Ucapan Fian bagi Pak Niko semacam sambaran petir, sangat mengingatkan tetang jarak mereka saat ini. Dalam batiin Pak Niko berpikir telah salah mengatakan hal itu, bisa saja Fian tersinggung. Dia merutuki ucapannya sendiri, padahal baru tadi dia merasa dekat dengan sang putri. Dia berjanji pada diri sendiri untuk berpikir terlebih dahulu sebelum berbicara dengan Fian, sebab tidak ingin hubungan mereka semakin jauh karena kesalahpahaman.

***

Fian duduk sendiri di sebuah kursi yang terbuat dari semen, di bawah pohon rimbun dan asri, menciptakan rasa sejuk dan nyaman tersendiri. Tidak jauh dari tempat Fian duduk, gerobolan siswa dan siswi sedang mengobrol, sesekali mereka juga bercanda. Seragam mereka yang senada dengan Fian, membuat dirinya meng-klaim bahwa mereka juga sisiwa-siswi baru.

Namun, bukan itu fokus Fian. Seorang anak laki-laki yang lebih memilih duduk agak menepi dari segerombolan. Dia hanya menunduk dan sangat fokus dengan sebuah buku di tangannya. Terlihat tidak peduli dengan sekitar, tapi sebenarnya sangat detail dalam mengamati, dan mengecoh orang.

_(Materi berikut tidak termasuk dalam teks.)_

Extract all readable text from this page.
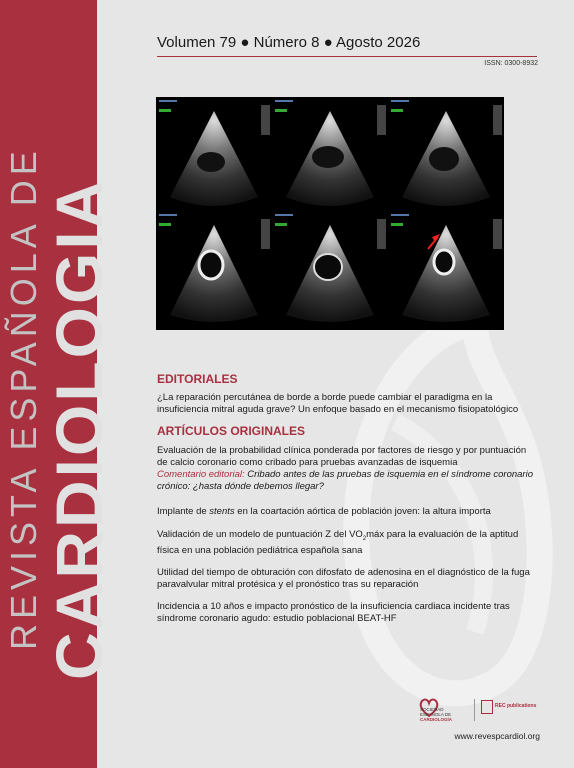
REVISTA ESPAÑOLA DE
CARDIOLOGIA
Volumen 79 ● Número 8 ● Agosto 2026
ISSN: 0300-8932

EDITORIALES

¿La reparación percutánea de borde a borde puede cambiar el paradigma en la insuficiencia mitral aguda grave? Un enfoque basado en el mecanismo fisiopatológico

ARTÍCULOS ORIGINALES

Evaluación de la probabilidad clínica ponderada por factores de riesgo y por puntuación de calcio coronario como cribado para pruebas avanzadas de isquemia

Comentario editorial: Cribado antes de las pruebas de isquemia en el síndrome coronario crónico: ¿hasta dónde debemos llegar?

Implante de stents en la coartación aórtica de población joven: la altura importa

Validación de un modelo de puntuación Z del $VO_2máx$ para la evaluación de la aptitud física en una población pediátrica española sana

Utilidad del tiempo de obturación con difosfato de adenosina en el diagnóstico de la fuga paravalvular mitral protésica y el pronóstico tras su reparación

Incidencia a 10 años e impacto pronóstico de la insuficiencia cardiaca incidente tras síndrome coronario agudo: estudio poblacional BEAT-HF

SOCIEDAD
ESPAÑOLA DE
CARDIOLOGÍA
REC publications
www.revespcardiol.org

Nama panggilannya adalah Gusti, nama aslinya lengkap Ra Den Pasar. Anak laki-laki keturunan Banjar dari keluarga Pasar, sekaligus anak dari juragan desa. Selain terkenal dingin, keluarga Pasar juga sangat dermawan. Keluarga terkaya di desa ini hidup sangat sederhana.

Tidak jarang teman-teman di sekitarnya mengajak Gusti untuk mengobrol, akan tetapi dia lebih memilih untuk menjadi pendengar saja, dengan sesekali menjawab jawaban singkat.

Di seberang, Fian tampak heran dengan anak laki-laki itu pun beraggapan bahwa Gusti dikucilkan oleh teman-temannya dan merasa iba. Sebab, dulu dia juga pernah merasakan hal itu. Namun, seiring waktu dia menjadi terbiasa dan tidak peduli. Itulah awal mula sikap dingin Fian.

"Aku berjanji akan menjadi sahabatnya." Entah mendapat hidayah dari mana Fian berkata seperti itu, dia merasa tidak ingin orang lain merasakan yang dia alami sejauh ini, dan cukup dia saja.

Suara bel berbunyi nyaring, siswa-siswi senior lansung masuk ke kelas tanpa tersisa. Hanya beberapa dangan pakaian tambahan jas yang berlalu lalang. Fian pikir itu adalah OSIS yang akan mendampingi masa orientasi mereka nanti. Berselang suara bel tadi, denting mikrofon memberi tanda akan ada seseorang yang berbicara di sana.

"Cek! satu dua dicoba. Cek! Hallo."

Fian mendengarkan dengan seksama, menunggu si empuya suara meneruskan ucapannya. Namun, sedari tadi hanya seperti itu. Sedangkan, anak-anak lainnya mereka masih sibuk mengobrol dan terlihat acuh menurut Fian. Padahal sebenarnya, memang seperti itu dan pengumuman akan diumumkan sekitar 10 menit setelahnya. Fian saja yang dari kota jadi tidak tau.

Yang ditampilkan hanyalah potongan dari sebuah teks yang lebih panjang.